Baca Juga:  Bagaimana Citra Perempuan dalam Media di Indonesia?

            Pada kasus KTP elektronik ini, Setnov menjalani banyak sidang. Sampai finalnya diadakan sidang praperadilan pada 29 September lalu. Namun, lagi-lagi banyak yang terkejut karena hakim sidang praperadilan tersebut, Cepi Iskandar, menyatakan bahwa Setnov terlepas dari dugaan tersangka yang sudah sebulan lebih ditetapkan oleh KPK.

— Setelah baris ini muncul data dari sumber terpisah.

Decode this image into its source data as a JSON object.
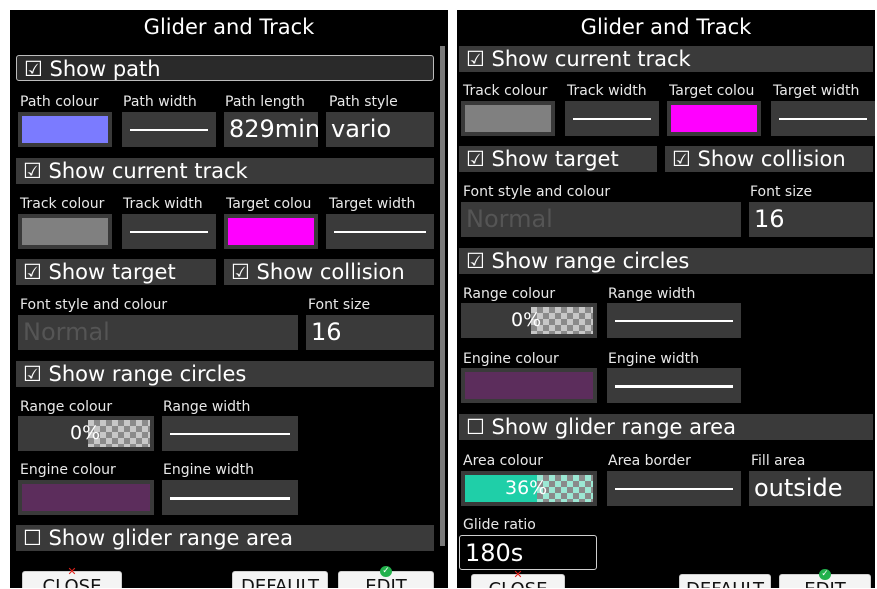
{
  "left": {
    "title": "Glider and Track",
    "show_path": "☑ Show path",
    "path_colour_label": "Path colour",
    "path_width_label": "Path width",
    "path_length_label": "Path length",
    "path_length_value": "829min",
    "path_style_label": "Path style",
    "path_style_value": "vario",
    "show_current_track": "☑ Show current track",
    "track_colour_label": "Track colour",
    "track_width_label": "Track width",
    "target_colour_label": "Target colou",
    "target_width_label": "Target width",
    "show_target": "☑ Show target",
    "show_collision": "☑ Show collision",
    "font_style_label": "Font style and colour",
    "font_style_value": "Normal",
    "font_size_label": "Font size",
    "font_size_value": "16",
    "show_range_circles": "☑ Show range circles",
    "range_colour_label": "Range colour",
    "range_colour_value": "0%",
    "range_width_label": "Range width",
    "engine_colour_label": "Engine colour",
    "engine_width_label": "Engine width",
    "show_glider_range": "☐ Show glider range area",
    "close_label": "CLOSE",
    "default_label": "DEFAULT",
    "edit_label": "EDIT"
  },
  "right": {
    "title": "Glider and Track",
    "show_current_track": "☑ Show current track",
    "track_colour_label": "Track colour",
    "track_width_label": "Track width",
    "target_colour_label": "Target colou",
    "target_width_label": "Target width",
    "show_target": "☑ Show target",
    "show_collision": "☑ Show collision",
    "font_style_label": "Font style and colour",
    "font_style_value": "Normal",
    "font_size_label": "Font size",
    "font_size_value": "16",
    "show_range_circles": "☑ Show range circles",
    "range_colour_label": "Range colour",
    "range_colour_value": "0%",
    "range_width_label": "Range width",
    "engine_colour_label": "Engine colour",
    "engine_width_label": "Engine width",
    "show_glider_range": "☐ Show glider range area",
    "area_colour_label": "Area colour",
    "area_colour_value": "36%",
    "area_border_label": "Area border",
    "fill_area_label": "Fill area",
    "fill_area_value": "outside",
    "glide_ratio_label": "Glide ratio",
    "glide_ratio_value": "180s",
    "close_label": "CLOSE",
    "default_label": "DEFAULT",
    "edit_label": "EDIT"
  },
  "colors": {
    "path": "#7b7bff",
    "track": "#808080",
    "target": "#ff00ff",
    "engine": "#5c2d5c",
    "area": "#1fcfa8"
  }
}
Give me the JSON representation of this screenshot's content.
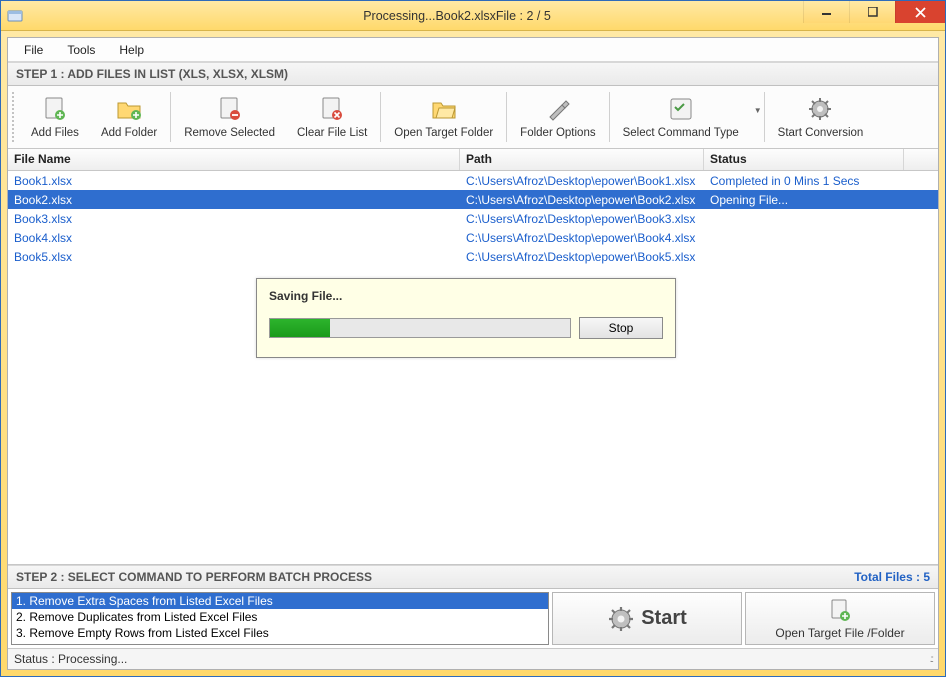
{
  "window": {
    "title": "Processing...Book2.xlsxFile : 2 / 5"
  },
  "menu": {
    "file": "File",
    "tools": "Tools",
    "help": "Help"
  },
  "step1": {
    "header": "STEP 1 : ADD FILES IN LIST (XLS, XLSX, XLSM)"
  },
  "toolbar": {
    "add_files": "Add Files",
    "add_folder": "Add Folder",
    "remove_selected": "Remove Selected",
    "clear_file_list": "Clear File List",
    "open_target_folder": "Open Target Folder",
    "folder_options": "Folder Options",
    "select_command_type": "Select Command Type",
    "start_conversion": "Start Conversion"
  },
  "grid": {
    "headers": {
      "file_name": "File Name",
      "path": "Path",
      "status": "Status"
    },
    "rows": [
      {
        "name": "Book1.xlsx",
        "path": "C:\\Users\\Afroz\\Desktop\\epower\\Book1.xlsx",
        "status": "Completed in 0 Mins 1 Secs",
        "selected": false
      },
      {
        "name": "Book2.xlsx",
        "path": "C:\\Users\\Afroz\\Desktop\\epower\\Book2.xlsx",
        "status": "Opening File...",
        "selected": true
      },
      {
        "name": "Book3.xlsx",
        "path": "C:\\Users\\Afroz\\Desktop\\epower\\Book3.xlsx",
        "status": "",
        "selected": false
      },
      {
        "name": "Book4.xlsx",
        "path": "C:\\Users\\Afroz\\Desktop\\epower\\Book4.xlsx",
        "status": "",
        "selected": false
      },
      {
        "name": "Book5.xlsx",
        "path": "C:\\Users\\Afroz\\Desktop\\epower\\Book5.xlsx",
        "status": "",
        "selected": false
      }
    ]
  },
  "progress": {
    "label": "Saving File...",
    "percent": 20,
    "stop": "Stop"
  },
  "step2": {
    "header": "STEP 2 : SELECT COMMAND TO PERFORM BATCH PROCESS",
    "total_files_label": "Total Files : 5",
    "commands": [
      {
        "text": "1. Remove Extra Spaces from Listed Excel Files",
        "selected": true
      },
      {
        "text": "2. Remove Duplicates from Listed Excel Files",
        "selected": false
      },
      {
        "text": "3. Remove Empty Rows from Listed Excel Files",
        "selected": false
      }
    ],
    "start": "Start",
    "open_target": "Open Target File /Folder"
  },
  "statusbar": {
    "text": "Status  :  Processing..."
  }
}
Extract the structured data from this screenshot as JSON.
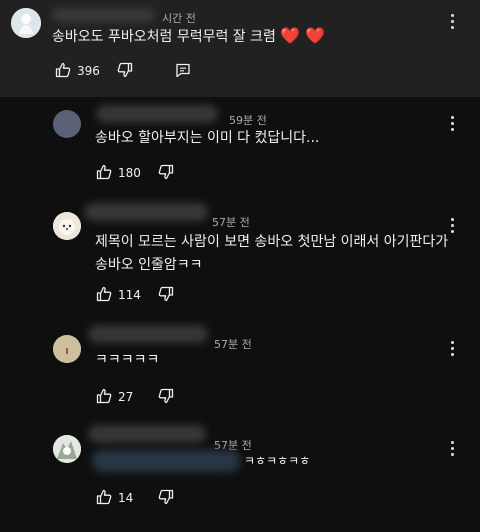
{
  "comments": [
    {
      "time": "시간 전",
      "text": "송바오도 푸바오처럼 무럭무럭 잘 크렴",
      "likes": "396"
    },
    {
      "time": "59분 전",
      "text": "송바오 할아부지는 이미 다 컸답니다...",
      "likes": "180"
    },
    {
      "time": "57분 전",
      "text": "제목이 모르는 사람이 보면 송바오 첫만남 이래서 아기판다가 송바오 인줄암ㅋㅋ",
      "likes": "114"
    },
    {
      "time": "57분 전",
      "text": "ㅋㅋㅋㅋㅋ",
      "likes": "27"
    },
    {
      "time": "57분 전",
      "text": "ㅋㅎㅋㅎㅋㅎ",
      "likes": "14"
    }
  ],
  "hearts": "❤️ ❤️"
}
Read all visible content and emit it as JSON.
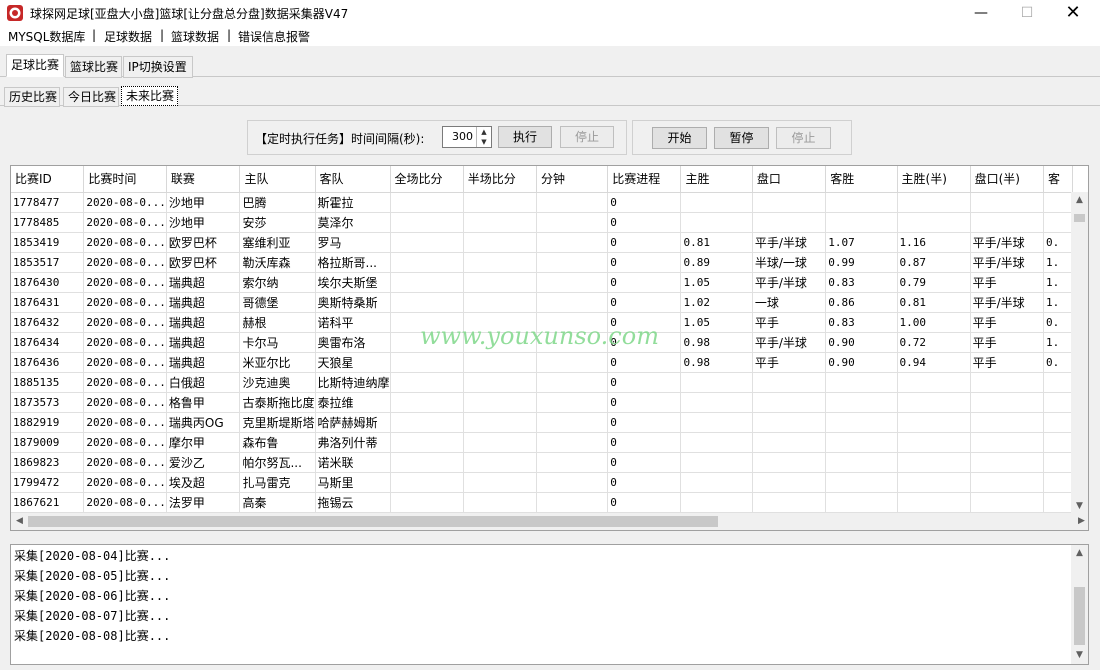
{
  "window": {
    "title": "球探网足球[亚盘大小盘]篮球[让分盘总分盘]数据采集器V47",
    "minimize": "—",
    "maximize": "☐",
    "close": "✕"
  },
  "menu": {
    "items": [
      "MYSQL数据库",
      "足球数据",
      "篮球数据",
      "错误信息报警"
    ],
    "separator": "|"
  },
  "main_tabs": [
    "足球比赛",
    "篮球比赛",
    "IP切换设置"
  ],
  "sub_tabs": [
    "历史比赛",
    "今日比赛",
    "未来比赛"
  ],
  "schedule": {
    "label": "【定时执行任务】时间间隔(秒):",
    "interval": "300",
    "execute": "执行",
    "stop": "停止"
  },
  "controls": {
    "start": "开始",
    "pause": "暂停",
    "stop": "停止"
  },
  "table": {
    "columns": [
      "比赛ID",
      "比赛时间",
      "联赛",
      "主队",
      "客队",
      "全场比分",
      "半场比分",
      "分钟",
      "比赛进程",
      "主胜",
      "盘口",
      "客胜",
      "主胜(半)",
      "盘口(半)",
      "客"
    ],
    "rows": [
      [
        "1778477",
        "2020-08-0...",
        "沙地甲",
        "巴腾",
        "斯霍拉",
        "",
        "",
        "",
        "0",
        "",
        "",
        "",
        "",
        "",
        ""
      ],
      [
        "1778485",
        "2020-08-0...",
        "沙地甲",
        "安莎",
        "莫泽尔",
        "",
        "",
        "",
        "0",
        "",
        "",
        "",
        "",
        "",
        ""
      ],
      [
        "1853419",
        "2020-08-0...",
        "欧罗巴杯",
        "塞维利亚",
        "罗马",
        "",
        "",
        "",
        "0",
        "0.81",
        "平手/半球",
        "1.07",
        "1.16",
        "平手/半球",
        "0."
      ],
      [
        "1853517",
        "2020-08-0...",
        "欧罗巴杯",
        "勒沃库森",
        "格拉斯哥...",
        "",
        "",
        "",
        "0",
        "0.89",
        "半球/一球",
        "0.99",
        "0.87",
        "平手/半球",
        "1."
      ],
      [
        "1876430",
        "2020-08-0...",
        "瑞典超",
        "索尔纳",
        "埃尔夫斯堡",
        "",
        "",
        "",
        "0",
        "1.05",
        "平手/半球",
        "0.83",
        "0.79",
        "平手",
        "1."
      ],
      [
        "1876431",
        "2020-08-0...",
        "瑞典超",
        "哥德堡",
        "奥斯特桑斯",
        "",
        "",
        "",
        "0",
        "1.02",
        "一球",
        "0.86",
        "0.81",
        "平手/半球",
        "1."
      ],
      [
        "1876432",
        "2020-08-0...",
        "瑞典超",
        "赫根",
        "诺科平",
        "",
        "",
        "",
        "0",
        "1.05",
        "平手",
        "0.83",
        "1.00",
        "平手",
        "0."
      ],
      [
        "1876434",
        "2020-08-0...",
        "瑞典超",
        "卡尔马",
        "奥雷布洛",
        "",
        "",
        "",
        "0",
        "0.98",
        "平手/半球",
        "0.90",
        "0.72",
        "平手",
        "1."
      ],
      [
        "1876436",
        "2020-08-0...",
        "瑞典超",
        "米亚尔比",
        "天狼星",
        "",
        "",
        "",
        "0",
        "0.98",
        "平手",
        "0.90",
        "0.94",
        "平手",
        "0."
      ],
      [
        "1885135",
        "2020-08-0...",
        "白俄超",
        "沙克迪奥",
        "比斯特迪纳摩",
        "",
        "",
        "",
        "0",
        "",
        "",
        "",
        "",
        "",
        ""
      ],
      [
        "1873573",
        "2020-08-0...",
        "格鲁甲",
        "古泰斯拖比度",
        "泰拉维",
        "",
        "",
        "",
        "0",
        "",
        "",
        "",
        "",
        "",
        ""
      ],
      [
        "1882919",
        "2020-08-0...",
        "瑞典丙OG",
        "克里斯堤斯塔",
        "哈萨赫姆斯",
        "",
        "",
        "",
        "0",
        "",
        "",
        "",
        "",
        "",
        ""
      ],
      [
        "1879009",
        "2020-08-0...",
        "摩尔甲",
        "森布鲁",
        "弗洛列什蒂",
        "",
        "",
        "",
        "0",
        "",
        "",
        "",
        "",
        "",
        ""
      ],
      [
        "1869823",
        "2020-08-0...",
        "爱沙乙",
        "帕尔努瓦...",
        "诺米联",
        "",
        "",
        "",
        "0",
        "",
        "",
        "",
        "",
        "",
        ""
      ],
      [
        "1799472",
        "2020-08-0...",
        "埃及超",
        "扎马雷克",
        "马斯里",
        "",
        "",
        "",
        "0",
        "",
        "",
        "",
        "",
        "",
        ""
      ],
      [
        "1867621",
        "2020-08-0...",
        "法罗甲",
        "高秦",
        "拖锡云",
        "",
        "",
        "",
        "0",
        "",
        "",
        "",
        "",
        "",
        ""
      ]
    ]
  },
  "watermark": "www.youxunso.com",
  "log": {
    "lines": [
      "采集[2020-08-04]比赛...",
      "采集[2020-08-05]比赛...",
      "采集[2020-08-06]比赛...",
      "采集[2020-08-07]比赛...",
      "采集[2020-08-08]比赛..."
    ]
  },
  "icons": {
    "app": "app-logo-icon",
    "scroll_up": "▲",
    "scroll_down": "▼",
    "scroll_left": "◀",
    "scroll_right": "▶",
    "spin_up": "▲",
    "spin_down": "▼"
  }
}
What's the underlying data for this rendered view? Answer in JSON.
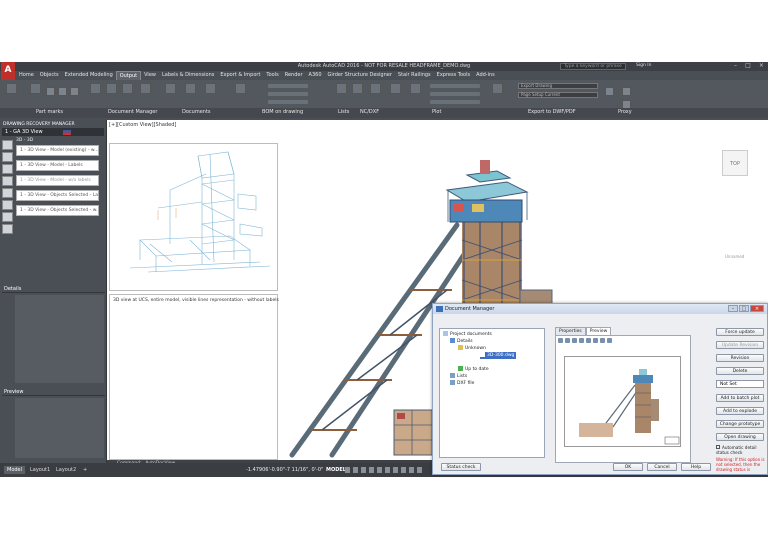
{
  "app": {
    "title": "Autodesk AutoCAD 2016 - NOT FOR RESALE   HEADFRAME_DEMO.dwg",
    "logo": "A",
    "search_placeholder": "Type a keyword or phrase",
    "sign_in": "Sign In"
  },
  "tabs": [
    "Home",
    "Objects",
    "Extended Modeling",
    "Output",
    "View",
    "Labels & Dimensions",
    "Export & Import",
    "Tools",
    "Render",
    "A360",
    "Girder Structure Designer",
    "Stair Railings",
    "Express Tools",
    "Add-ins"
  ],
  "ribbon": {
    "panels": [
      "Part marks",
      "Document Manager",
      "Documents",
      "BOM on drawing",
      "Lists",
      "NC/DXF",
      "Plot",
      "Export to DWF/PDF",
      "Proxy"
    ],
    "export_dropdown": "Export  Drawing",
    "page_setup_dropdown": "Page Setup  Current"
  },
  "left_panel": {
    "title": "DRAWING RECOVERY MANAGER",
    "header": "1 - GA 3D View",
    "subheader": "3D - 3D",
    "items": [
      "1 - 3D View - Model (existing) - w...",
      "1 - 3D View - Model - Labels",
      "1 - 3D View - Model - w/o labels",
      "1 - 3D View - Objects Selected - Labels",
      "1 - 3D View - Objects Selected - w..."
    ],
    "details_label": "Details",
    "preview_label": "Preview"
  },
  "viewport": {
    "label": "[+][Custom View][Shaded]",
    "thumb_caption": "3D view at UCS, entire model, visible lines representation - without labels",
    "viewcube": "TOP",
    "wcs": "Unnamed"
  },
  "command": {
    "history": "Command: _AutoDocView",
    "placeholder": "Type a command"
  },
  "status": {
    "tabs": [
      "Model",
      "Layout1",
      "Layout2"
    ],
    "add": "+",
    "coords": "-1.47906'-0.90\"-7 11/16\", 0'-0\"",
    "model": "MODEL"
  },
  "doc_manager": {
    "title": "Document Manager",
    "tree": [
      "Project documents",
      "Details",
      "Unknown",
      "3D-300.dwg",
      "Up to date",
      "Lists",
      "DXF file"
    ],
    "tabs": [
      "Properties",
      "Preview"
    ],
    "side_buttons": [
      "Force update",
      "Update Revision",
      "Revision",
      "Delete",
      "Add to batch plot",
      "Add to explode",
      "Change prototype",
      "Open drawing"
    ],
    "select_value": "Not Set",
    "checkbox_label": "Automatic detail status check",
    "warning": "Warning: If this option is not selected, then the drawing status is",
    "bottom_left": "Status check",
    "bottom_buttons": [
      "OK",
      "Cancel",
      "Help"
    ]
  },
  "colors": {
    "accent": "#c0302a",
    "frame_blue": "#4a82c0",
    "steel": "#6b7a86"
  }
}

            Padahal KPK telah memberikan 193 bukti saat sidang praperadilan tersebut. Bukti-bukti yang mereka miliki mengarah bahwa Setnov termasuk tersangka kasus korupsi mega proyek KTP elektronik . Tapi entah mengapa sang hakim bisa memberi keputusan berlawanan dengan keyakinan dan bukti-bukti yang diberikan KPK.

          Hakim juga menolak memutar bukti rekaman yang diberikan KPK saat itu, dengan alasan berpotensi melanggar asas praduga tak bersalah. Agus Rahardjo pun, selaku Ketua KPK, tidak dapat memahami alasan yang diutarakan sang hakim.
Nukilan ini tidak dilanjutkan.